In the first stage, the agent's only job is to run a natural discovery conversation. The BANT rubric (Budget, Authority, Need, Timeline) sits in Constants, not in the system prompt — the qualification methodology is data, not narrative. The stage prompt only knows how to talk; the rubric lives next to it, queryable.
While that conversation unfolds, two transformers run on every turn. The Director Whisper extracts a coaching layer (inner_reflect, tone_of_voice, red_flags, director_suggestion) that the next turn's prompt consumes. Data Gathering pulls the actual BANT fields (client_budget, client_role, project_timeline, client_pain_points…) into the User Profile.

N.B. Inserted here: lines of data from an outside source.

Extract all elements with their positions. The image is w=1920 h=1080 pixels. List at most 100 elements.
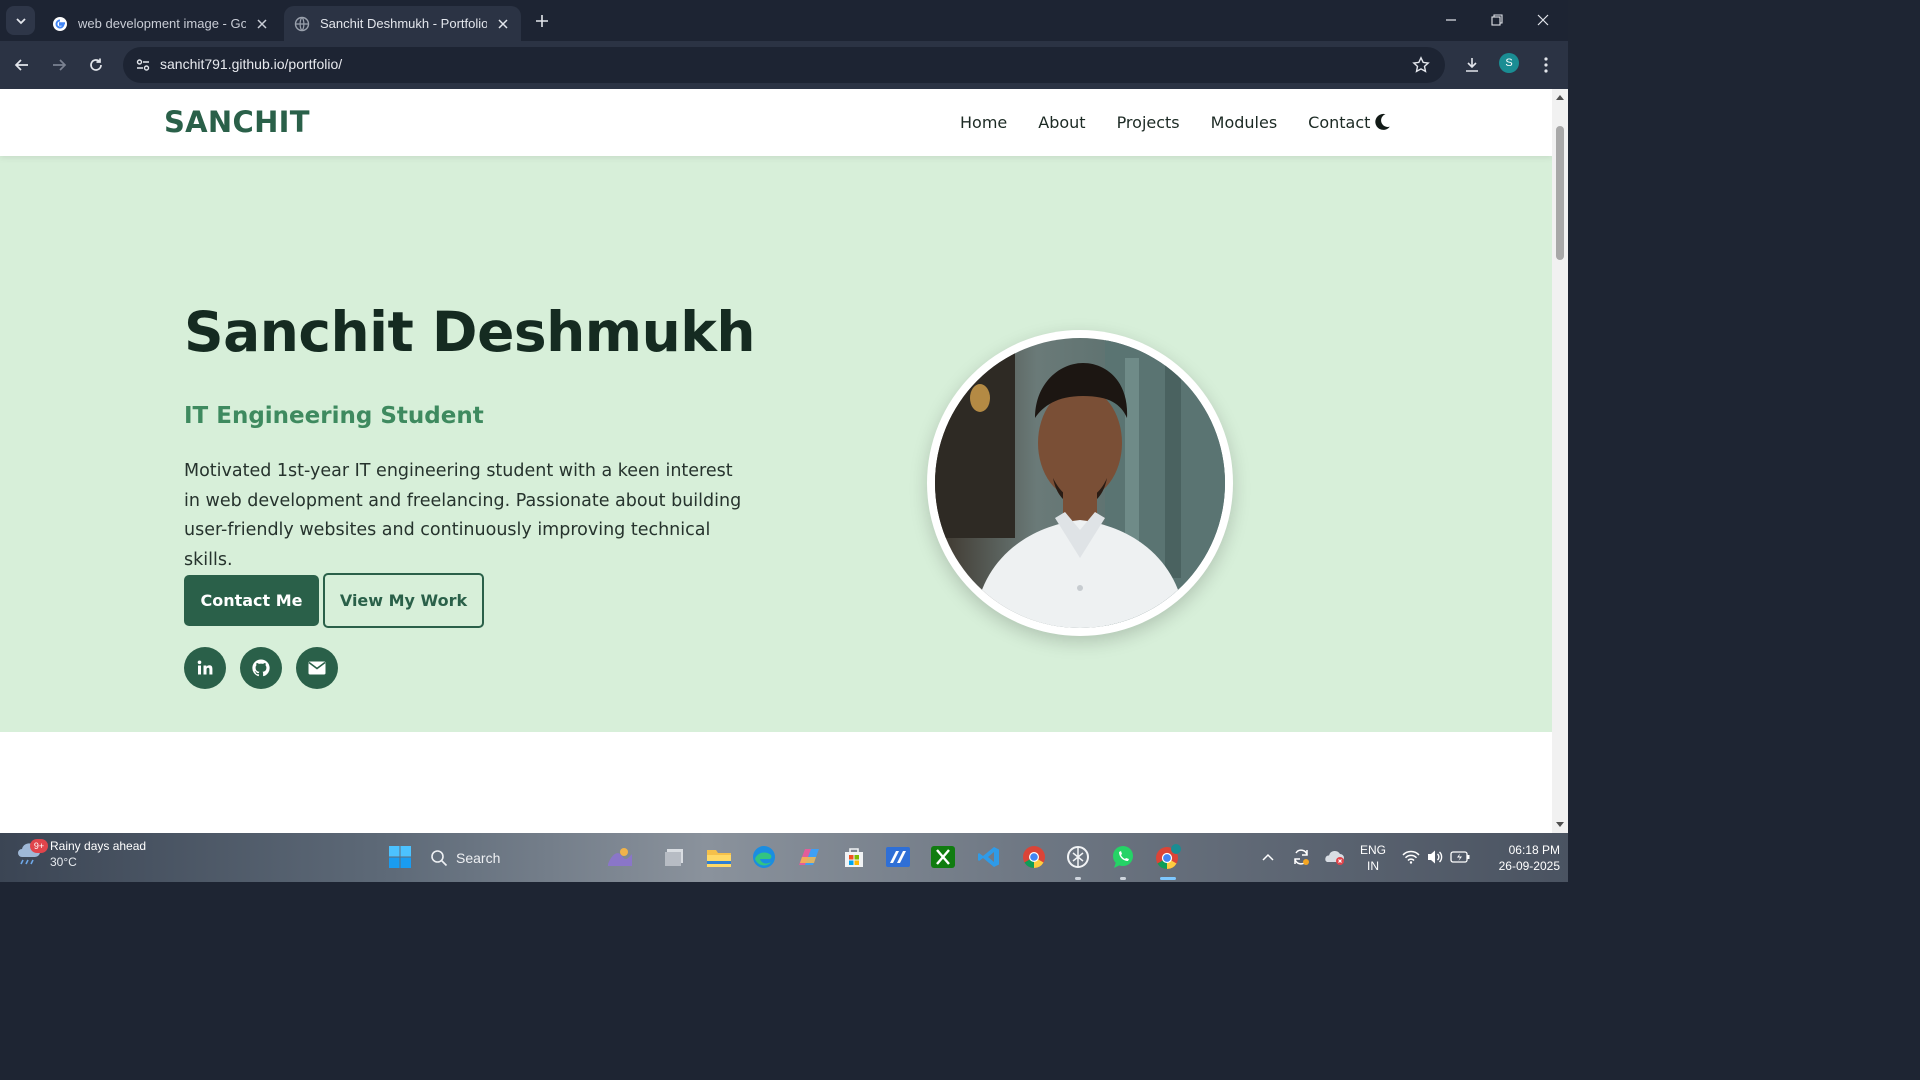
github-link[interactable] (240, 647, 282, 689)
windows-logo-icon (389, 846, 411, 868)
moon-icon[interactable] (1372, 112, 1392, 132)
downloads-button[interactable] (1458, 51, 1486, 79)
hero-section: Sanchit Deshmukh IT Engineering Student … (0, 156, 1552, 732)
chrome-icon[interactable] (1020, 843, 1048, 871)
clock-time: 06:18 PM (1508, 843, 1560, 857)
site-logo[interactable]: SANCHIT (164, 105, 310, 139)
browser-menu-button[interactable] (1532, 51, 1560, 79)
file-explorer-icon[interactable] (705, 843, 733, 871)
widgets-icon[interactable] (606, 843, 634, 871)
main-nav: Home About Projects Modules Contact (960, 113, 1401, 132)
site-info-icon[interactable] (131, 53, 155, 77)
email-link[interactable] (296, 647, 338, 689)
weather-title: Rainy days ahead (50, 839, 147, 853)
battery-icon[interactable] (1446, 843, 1474, 871)
view-my-work-button[interactable]: View My Work (323, 573, 484, 628)
linkedin-icon (197, 660, 213, 675)
chevron-down-icon (15, 17, 26, 24)
task-view-icon[interactable] (661, 843, 689, 871)
search-icon (431, 849, 448, 866)
linkedin-link[interactable] (184, 647, 226, 689)
close-tab-button[interactable] (495, 16, 511, 32)
running-indicator (1075, 877, 1081, 880)
email-icon (308, 661, 326, 675)
minimize-button[interactable] (1428, 0, 1474, 40)
volume-icon[interactable] (1421, 843, 1449, 871)
hero-role: IT Engineering Student (184, 403, 484, 429)
windows-taskbar: Rainy days ahead 30°C 9+ Search ENG IN 0… (0, 833, 1568, 882)
plus-icon (536, 15, 548, 27)
running-indicator (1120, 877, 1126, 880)
scroll-up-icon[interactable] (1555, 93, 1565, 101)
restore-button[interactable] (1474, 0, 1520, 40)
language-indicator[interactable]: ENG IN (1356, 842, 1390, 874)
tab-portfolio[interactable]: Sanchit Deshmukh - Portfolio (284, 6, 521, 41)
scrollbar-thumb[interactable] (1556, 126, 1564, 260)
search-placeholder: Search (456, 849, 501, 866)
weather-temp: 30°C (50, 855, 77, 869)
xbox-icon[interactable] (929, 843, 957, 871)
whatsapp-icon[interactable] (1109, 843, 1137, 871)
taskbar-clock[interactable]: 06:18 PM 26-09-2025 (1474, 842, 1560, 874)
sync-icon[interactable] (1287, 843, 1315, 871)
scroll-down-icon[interactable] (1555, 821, 1565, 829)
hero-name: Sanchit Deshmukh (184, 300, 755, 364)
browser-tab-bar: web development image - Google Search Sa… (0, 0, 1568, 41)
close-tab-button[interactable] (254, 16, 270, 32)
close-window-button[interactable] (1520, 0, 1566, 40)
chatgpt-icon[interactable] (1064, 843, 1092, 871)
reload-icon (90, 58, 102, 71)
tab-google-search[interactable]: web development image - Google Search (42, 6, 280, 41)
address-bar[interactable]: sanchit791.github.io/portfolio/ (123, 47, 1445, 83)
onedrive-icon[interactable] (1320, 843, 1348, 871)
arrow-right-icon (53, 59, 67, 71)
app-icon[interactable] (884, 843, 912, 871)
nav-home[interactable]: Home (960, 113, 1007, 132)
download-icon (1466, 58, 1478, 72)
bookmark-star-icon[interactable] (1411, 55, 1431, 75)
chrome-profile-icon[interactable] (1154, 843, 1182, 871)
copilot-icon[interactable] (795, 843, 823, 871)
forward-button[interactable] (45, 51, 73, 79)
close-icon (1537, 14, 1549, 26)
clock-date: 26-09-2025 (1498, 859, 1560, 873)
close-icon (498, 18, 508, 29)
site-header: SANCHIT Home About Projects Modules Cont… (0, 89, 1552, 156)
restore-icon (1491, 14, 1503, 26)
show-hidden-icons[interactable] (1254, 843, 1282, 871)
hero-description: Motivated 1st-year IT engineering studen… (184, 461, 742, 570)
vscode-icon[interactable] (975, 843, 1003, 871)
contact-me-button[interactable]: Contact Me (184, 575, 319, 626)
arrow-left-icon (14, 59, 28, 71)
globe-icon (294, 16, 310, 31)
tab-title: web development image - Google Search (78, 16, 246, 31)
nav-contact[interactable]: Contact (1308, 113, 1370, 132)
notification-badge: 9+ (30, 839, 48, 853)
profile-avatar[interactable]: S (1499, 53, 1519, 73)
tab-search-button[interactable] (6, 6, 35, 35)
microsoft-store-icon[interactable] (840, 843, 868, 871)
profile-photo (935, 338, 1225, 628)
browser-toolbar: sanchit791.github.io/portfolio/ S (0, 41, 1568, 89)
tab-title: Sanchit Deshmukh - Portfolio (320, 16, 487, 31)
running-indicator-active (1160, 877, 1176, 880)
page-scrollbar[interactable] (1552, 89, 1568, 833)
edge-icon[interactable] (750, 843, 778, 871)
nav-about[interactable]: About (1038, 113, 1085, 132)
chevron-up-icon (1262, 853, 1274, 861)
start-button[interactable] (386, 843, 414, 871)
minimize-icon (1446, 19, 1456, 21)
back-button[interactable] (8, 51, 36, 79)
language-line2: IN (1367, 859, 1379, 873)
google-icon (53, 16, 67, 31)
nav-projects[interactable]: Projects (1117, 113, 1180, 132)
github-icon (252, 659, 270, 677)
nav-modules[interactable]: Modules (1211, 113, 1278, 132)
reload-button[interactable] (82, 51, 110, 79)
url-text[interactable]: sanchit791.github.io/portfolio/ (160, 56, 342, 72)
profile-photo-frame (927, 330, 1233, 636)
new-tab-button[interactable] (530, 9, 554, 33)
taskbar-search[interactable]: Search (430, 842, 590, 873)
more-vertical-icon (1544, 57, 1548, 73)
close-icon (257, 18, 267, 29)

Two classifiers run in parallel. Guardrails catches free-work requests, sensitive projects, attempts to extract our BANT methodology itself, and the usual content moderation. Skills picks up softer cues — when a user says "I want an AI that will sell my products," the skill_vague_scope_clarifier fires and the next turn pivots into a clarification sub-flow without ever leaving the stage.
When the User Profile finally hits all data collected, an action fires go_to_stage("Book Call"). The second stage is mechanical: a Smart Function generates the user summary, a webhook pushes the contact to the CRM, the agent confirms a meeting slot, and a follow-up email goes out.
Notice what is never in the LLM prompt at any point: the full BANT rubric, the list of disqualifying conditions, the email template, the CRM payload schema. All of that lives in structure — Constants, Transformers, Guardrails, Webhooks. The LLM only ever sees the current stage's narrow prompt plus the structured state it actually needs to keep the conversation moving.
Stop writing prompts, start building systems
"AI is going to replace all human communication within 18 months."
I told you I don't say that. What I will say is that AI can handle highly complex, deeply frustrating, multi-turn human communication right now — but only if you respect the medium.
If you are treating your conversational AI like a magic text box where you can just endlessly append new IF/THEN rules, you are going to spend the next two years fighting hallucinations in QA. Your voice agents will drift, your users will hang up, and you'll blame the model.
Stop writing monolithic prompts. Draw your state machine. Isolate your context. Route deterministically. Start doing actual information architecture. It's less flashy than calling yourself a prompt wizard, but at least your system won't embarrass itself after turn three.